Citation Envoyé par defZero Voir le message
Et en ce qui concerne les box opérateur en effet elle sont au mieux médiocres comparées à n'importe quel équivalent entrée de gamme, mais on ne nous donne pas le choix donc c'est à prendre ou à laisser.
Ça serait possible, en deux ou trois lignes, d'avoir des précisions (marque, modèle, comment le mettre en œuvre) ? Merci,
3  0 
Avatar de defZero
Membre extrêmement actif https://www.developpez.com
Le 16/09/2019 à 17:13
@Jipété
Ça serait possible, en deux ou trois lignes, d'avoir des précisions (marque, modèle, comment le mettre en œuvre) ? Merci,
Sérieusement ? Vous tapez routeur xDSL ou Fibre sur Google et vous en prenez un.
Vous pouvez prendre n'importe qu'elle marque de modem/routeur CISCO, ASUS, TP-Link, Dlink, Netgear, Zyxel, ...etc.
Enfin toutes proposent de l’entrée de gammes bien meilleur que toutes les Box que nous refourgue les fabricants (ne serait-ce qu'un terme de possibilités de conf.).

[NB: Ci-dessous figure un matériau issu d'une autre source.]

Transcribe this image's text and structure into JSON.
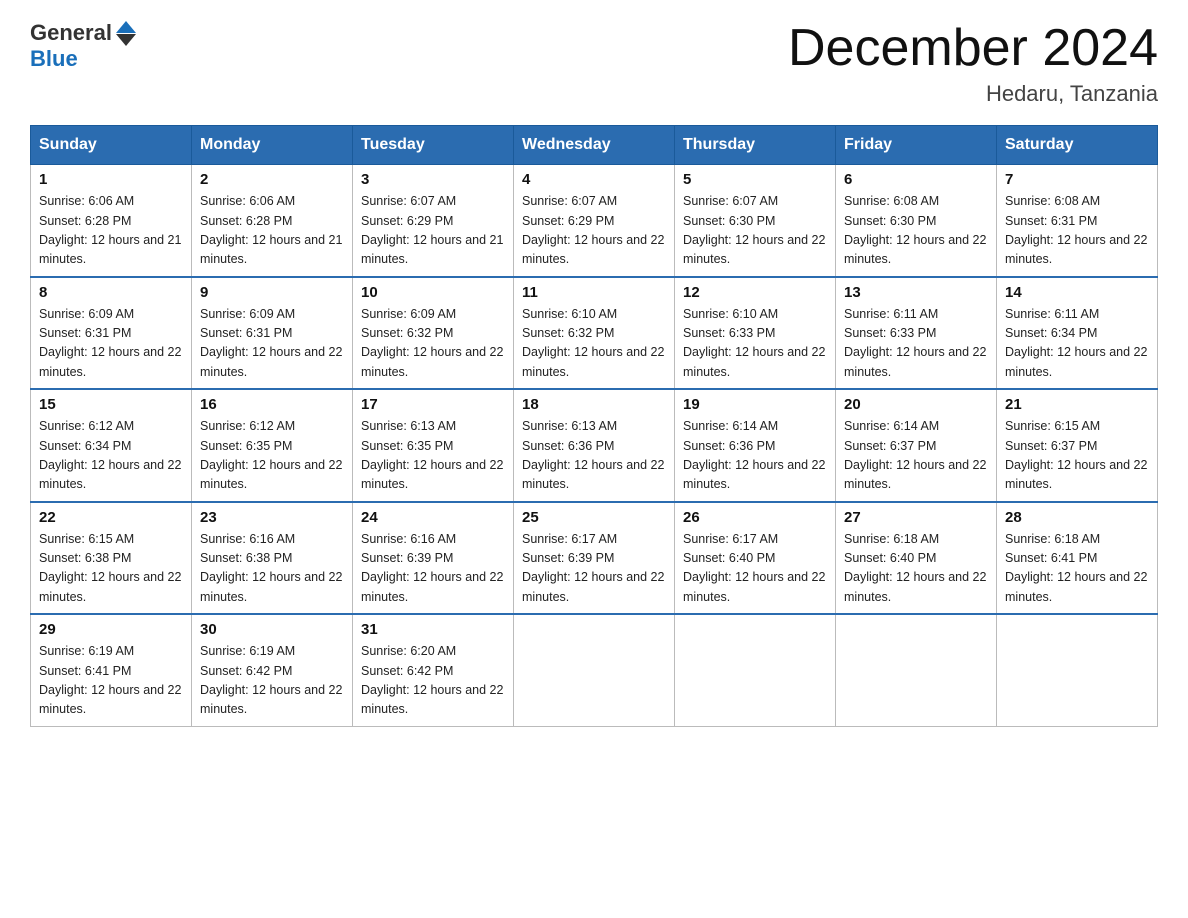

P.S. 01 : Le mieux serait de toute façon d'avoir 1 modem xDSL et/ou Firbre ET 1 routeur/switch. C'est ce que je préconiserais, ne serai-ce que parce que les réseaux interne des FAI utilisent des protocoles de connexion/identification/authentification très différents, alors que le routage lui sera plus statique.

@bombseb
Si toutes les machines connectées à internet pouvaient communiquer entre elles sans passer par un routeur, il y aurait probablement beaucoup plus de problèmes de sécurité ?
Le lient entre sécurité et routage, quelqu'un ?

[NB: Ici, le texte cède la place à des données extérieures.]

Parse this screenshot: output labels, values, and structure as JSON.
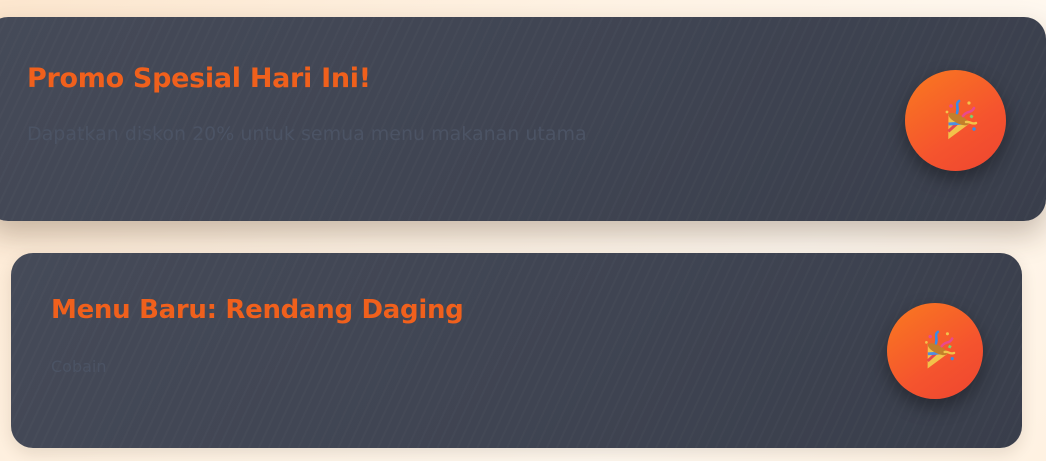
{
  "promos": [
    {
      "title": "Promo Spesial Hari Ini!",
      "description": "Dapatkan diskon 20% untuk semua menu makanan utama",
      "icon": "party-popper-icon"
    },
    {
      "title": "Menu Baru: Rendang Daging",
      "description": "Cobain",
      "icon": "party-popper-icon"
    }
  ],
  "colors": {
    "accent": "#f0601c",
    "card_background": "#404554",
    "badge_gradient_start": "#f97a20",
    "badge_gradient_end": "#ee4530",
    "page_background": "#fff3e4"
  }
}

Ce n'est pas en la ressortant systématiquement qu'elle va devenir vrai celle-là.
Alors oui, tout le monde peut SI BESOIN adresser une machine (en étant sûr d'avoir une adresse unique statique sur le globe, ce qui n'est plus le cas avec NAT/PAT), à l'autre bout de la planète.
Au début (40-50 ans) c'était pareille avec IPv4 quand toutes les machines avait UNE adresse sur la planète.
Forcé l'adoption d'IPv6, ne fera que rendre les réseaux plus sécurisé puisque chaque AdminSys/Réseau devra être conscient que toutes les machines sur leur réseau interne PEUVENT communiquer avec le reste du monde.
Chose que certains ont je pense oubliés à cause justement des routage NAT/PAT qui crée une fausse sensation d'avoir sécurisé leur réseau, ce qui n'as jamais était le rôle du Routeur mais bien celui du Firewall peut importe la version d'IP.

P.S. 02 : De manière générale les seules problèmes à l'adoption d'IPv6 sont IPv4 et le principe d'inertie (surtout applicatif à mon avis), mais en aucun cas un manque de sécurité inhérent au protocole.
En terme d’ingénierie, rien ne justifie de rester sur IPv4 et ça ferait bien longtemps qu'on aurait tous du passer à l'IPv6, voir même depuis 5-6 ans sur d'autres piles protocolaire sécurisé par défaut (GNUnet ...etc).